Via: Extra Globo
O descontrole de preços dos produtos e serviços tem penalizado de forma dramática a população brasileira, especialmente as camadas de baixa renda. A inflação nos últimos 12 meses chegou a 10,25%, o que não ocorria há mais de cinco anos. Trata-se também da maior taxa anual desde fevereiro de 2016, quando ficou em 10,36%.
Em setembro, o índice de preços ao consumidor atingiu 1,16%, a maior taxa para meses de setembro desde o início do Plano Real, em 1994. Na prática, o que acontece é que com a mesma quantidade de dinheiro não é mais possível comprar as mesmas coisas, e a inflação corrói a renda.

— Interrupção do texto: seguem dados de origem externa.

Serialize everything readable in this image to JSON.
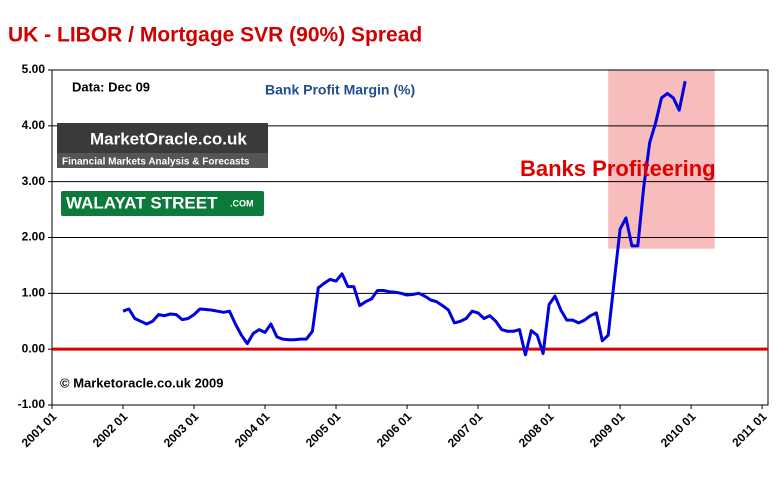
{
  "chart_data": {
    "type": "line",
    "title": "UK  - LIBOR / Mortgage SVR (90%) Spread",
    "subtitle": "Bank Profit Margin (%)",
    "annotations": [
      "Data: Dec  09",
      "Banks Profiteering",
      "© Marketoracle.co.uk  2009"
    ],
    "logos": [
      "MarketOracle.co.uk",
      "Financial Markets Analysis & Forecasts",
      "WALAYAT STREET",
      ".COM"
    ],
    "color": "#0000e0",
    "zero_line_color": "#e00000",
    "highlight": {
      "x": [
        "2008 11",
        "2010 05"
      ],
      "y": [
        1.8,
        5.0
      ],
      "color": "#f7bcbc"
    },
    "grid": true,
    "xlim": [
      "2001 01",
      "2011 02"
    ],
    "xticks": [
      "2001 01",
      "2002 01",
      "2003 01",
      "2004 01",
      "2005 01",
      "2006 01",
      "2007 01",
      "2008 01",
      "2009 01",
      "2010 01",
      "2011 01"
    ],
    "ylim": [
      -1,
      5
    ],
    "yticks": [
      {
        "value": -1,
        "label": "-1.00"
      },
      {
        "value": 0,
        "label": "0.00"
      },
      {
        "value": 1,
        "label": "1.00"
      },
      {
        "value": 2,
        "label": "2.00"
      },
      {
        "value": 3,
        "label": "3.00"
      },
      {
        "value": 4,
        "label": "4.00"
      },
      {
        "value": 5,
        "label": "5.00"
      }
    ],
    "x": [
      "2002 01",
      "2002 02",
      "2002 03",
      "2002 04",
      "2002 05",
      "2002 06",
      "2002 07",
      "2002 08",
      "2002 09",
      "2002 10",
      "2002 11",
      "2002 12",
      "2003 01",
      "2003 02",
      "2003 03",
      "2003 04",
      "2003 05",
      "2003 06",
      "2003 07",
      "2003 08",
      "2003 09",
      "2003 10",
      "2003 11",
      "2003 12",
      "2004 01",
      "2004 02",
      "2004 03",
      "2004 04",
      "2004 05",
      "2004 06",
      "2004 07",
      "2004 08",
      "2004 09",
      "2004 10",
      "2004 11",
      "2004 12",
      "2005 01",
      "2005 02",
      "2005 03",
      "2005 04",
      "2005 05",
      "2005 06",
      "2005 07",
      "2005 08",
      "2005 09",
      "2005 10",
      "2005 11",
      "2005 12",
      "2006 01",
      "2006 02",
      "2006 03",
      "2006 04",
      "2006 05",
      "2006 06",
      "2006 07",
      "2006 08",
      "2006 09",
      "2006 10",
      "2006 11",
      "2006 12",
      "2007 01",
      "2007 02",
      "2007 03",
      "2007 04",
      "2007 05",
      "2007 06",
      "2007 07",
      "2007 08",
      "2007 09",
      "2007 10",
      "2007 11",
      "2007 12",
      "2008 01",
      "2008 02",
      "2008 03",
      "2008 04",
      "2008 05",
      "2008 06",
      "2008 07",
      "2008 08",
      "2008 09",
      "2008 10",
      "2008 11",
      "2008 12",
      "2009 01",
      "2009 02",
      "2009 03",
      "2009 04",
      "2009 05",
      "2009 06",
      "2009 07",
      "2009 08",
      "2009 09",
      "2009 10",
      "2009 11",
      "2009 12"
    ],
    "values": [
      0.68,
      0.72,
      0.55,
      0.5,
      0.45,
      0.5,
      0.62,
      0.6,
      0.63,
      0.62,
      0.53,
      0.55,
      0.62,
      0.72,
      0.71,
      0.7,
      0.68,
      0.66,
      0.68,
      0.45,
      0.25,
      0.1,
      0.28,
      0.35,
      0.3,
      0.45,
      0.22,
      0.18,
      0.17,
      0.17,
      0.18,
      0.18,
      0.32,
      1.1,
      1.18,
      1.25,
      1.22,
      1.35,
      1.12,
      1.12,
      0.78,
      0.85,
      0.9,
      1.05,
      1.05,
      1.03,
      1.02,
      1.0,
      0.97,
      0.98,
      1.0,
      0.95,
      0.88,
      0.85,
      0.78,
      0.7,
      0.47,
      0.5,
      0.55,
      0.68,
      0.65,
      0.55,
      0.6,
      0.5,
      0.35,
      0.32,
      0.32,
      0.35,
      -0.1,
      0.33,
      0.25,
      -0.08,
      0.8,
      0.95,
      0.7,
      0.52,
      0.52,
      0.47,
      0.52,
      0.6,
      0.65,
      0.15,
      0.25,
      1.2,
      2.15,
      2.35,
      1.85,
      1.85,
      2.9,
      3.7,
      4.05,
      4.5,
      4.58,
      4.5,
      4.28,
      4.8
    ]
  }
}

Para mostrar os efeitos da alta dos preços no dia a dia do consumidor, o EXTRA acompanhou o orçamento de três famílias.
O que começou no ano passado com um aumento concentrado em alimentos, se espalhou para combustíveis, energia elétrica e gás de cozinha, entre outros produtos. Com renda em queda, desemprego e informalidade em alta, o efeito tem sido dramático. Não sobra dinheiro para as compras mais elementares, e sequer para comprar botijão para cozinhar.
— Pesa mais para a população mais pobre. Vários dos itens que subiram afetam com maior vigor as classes mais baixas por se tratarem de itens essenciais, como alimentos, gás, energia elétrica. A sensação é muito pior para quem gasta quase todo o orçamento com isso. Tem menos renda disponível, a pobreza e a desigualdade de renda cresceram muito no Brasil. A população mais pobre não tem como se proteger e é a que mais sofre — destaca Sérgio Vale, economista-chefe da MB Associados.

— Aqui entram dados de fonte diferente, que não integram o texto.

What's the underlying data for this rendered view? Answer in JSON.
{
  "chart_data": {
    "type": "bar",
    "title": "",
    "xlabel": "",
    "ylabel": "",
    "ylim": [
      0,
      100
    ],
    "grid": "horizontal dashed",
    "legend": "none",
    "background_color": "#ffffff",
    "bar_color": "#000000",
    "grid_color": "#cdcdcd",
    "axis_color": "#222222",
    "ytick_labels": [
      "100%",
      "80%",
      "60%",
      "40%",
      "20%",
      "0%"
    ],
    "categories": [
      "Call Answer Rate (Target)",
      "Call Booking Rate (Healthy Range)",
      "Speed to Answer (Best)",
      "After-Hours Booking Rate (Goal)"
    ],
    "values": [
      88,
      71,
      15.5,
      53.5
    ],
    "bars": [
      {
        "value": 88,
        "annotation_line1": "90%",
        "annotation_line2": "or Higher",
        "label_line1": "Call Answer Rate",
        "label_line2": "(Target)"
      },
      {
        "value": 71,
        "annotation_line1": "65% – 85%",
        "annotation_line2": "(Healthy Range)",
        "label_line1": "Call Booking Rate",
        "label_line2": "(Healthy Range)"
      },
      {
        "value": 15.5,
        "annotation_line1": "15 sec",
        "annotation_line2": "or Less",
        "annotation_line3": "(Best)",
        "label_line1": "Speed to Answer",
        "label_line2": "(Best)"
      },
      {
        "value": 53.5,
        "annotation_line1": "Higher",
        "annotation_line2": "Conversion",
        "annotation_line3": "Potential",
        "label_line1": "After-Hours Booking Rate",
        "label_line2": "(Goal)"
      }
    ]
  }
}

Se os preços estivessem sob controle, os gastos seriam menores, e a aposentada Nirea Ramos Montenegro, de 79 anos, conseguiria realizar seu sonho em matricular a neta Ana Clara, de 14, em uma escola privada novamente. Mas com o custo de vida nas alturas, o plano da avó não foi concretizado.
— Fico esperando dia de ofertas para comprar o que falta na despensa de casa. Compra de mês há pelo menos seis meses não faço mais — lamenta Nirea.
Ela diz que antes R$ 400 comprava da carne ao sabão em pó no supermercado por mês. Agora, gasta muito mais:
— No dia 1º, fui ao mercado e gastei R$ 350. No dia 10, mais R$ 250, e no dia 20, gastei mais R$ 210. Nem acabou o mês e já gastei R$ 810. Mais do que o dobro do que gastava. E olha que não tem carne (bovina na lista), só galinha e salsicha. Queijo virou supérfluo, e a manteiga foi substituída pela margarina.
— Pagava R$ 110 de conta de luz e agora gasto R$ 198, mesmo usando máquina de lavar duas vezes na semana e o ferro elétrico, uma. Minha neta passa o dia fora estudando, meu filho sai de manhã e volta de noite, e a conta vem esse absurdo — reclama.
Para muitos consumidores, os números não conseguem traduzir a sensação real. Isso porque, mesmo com o índice geral em 10,25%, alguns produtos estão muito mais caros. Somente os preços da carne bovina, por exemplo, dispararam e subiram mais de 24% em 12 meses, segundo o IBGE. Além disso, quem vai ao supermercado já percebeu que as diferenças de custos estão muito marcantes.
O economista Matheus Peçanha, pesquisador do FGV/Ibre, lembra que embora alguns produtos tenham registrado desaceleração, o preço acumula alta tão acentuada que quedas pontuais ficam quase imperceptíveis.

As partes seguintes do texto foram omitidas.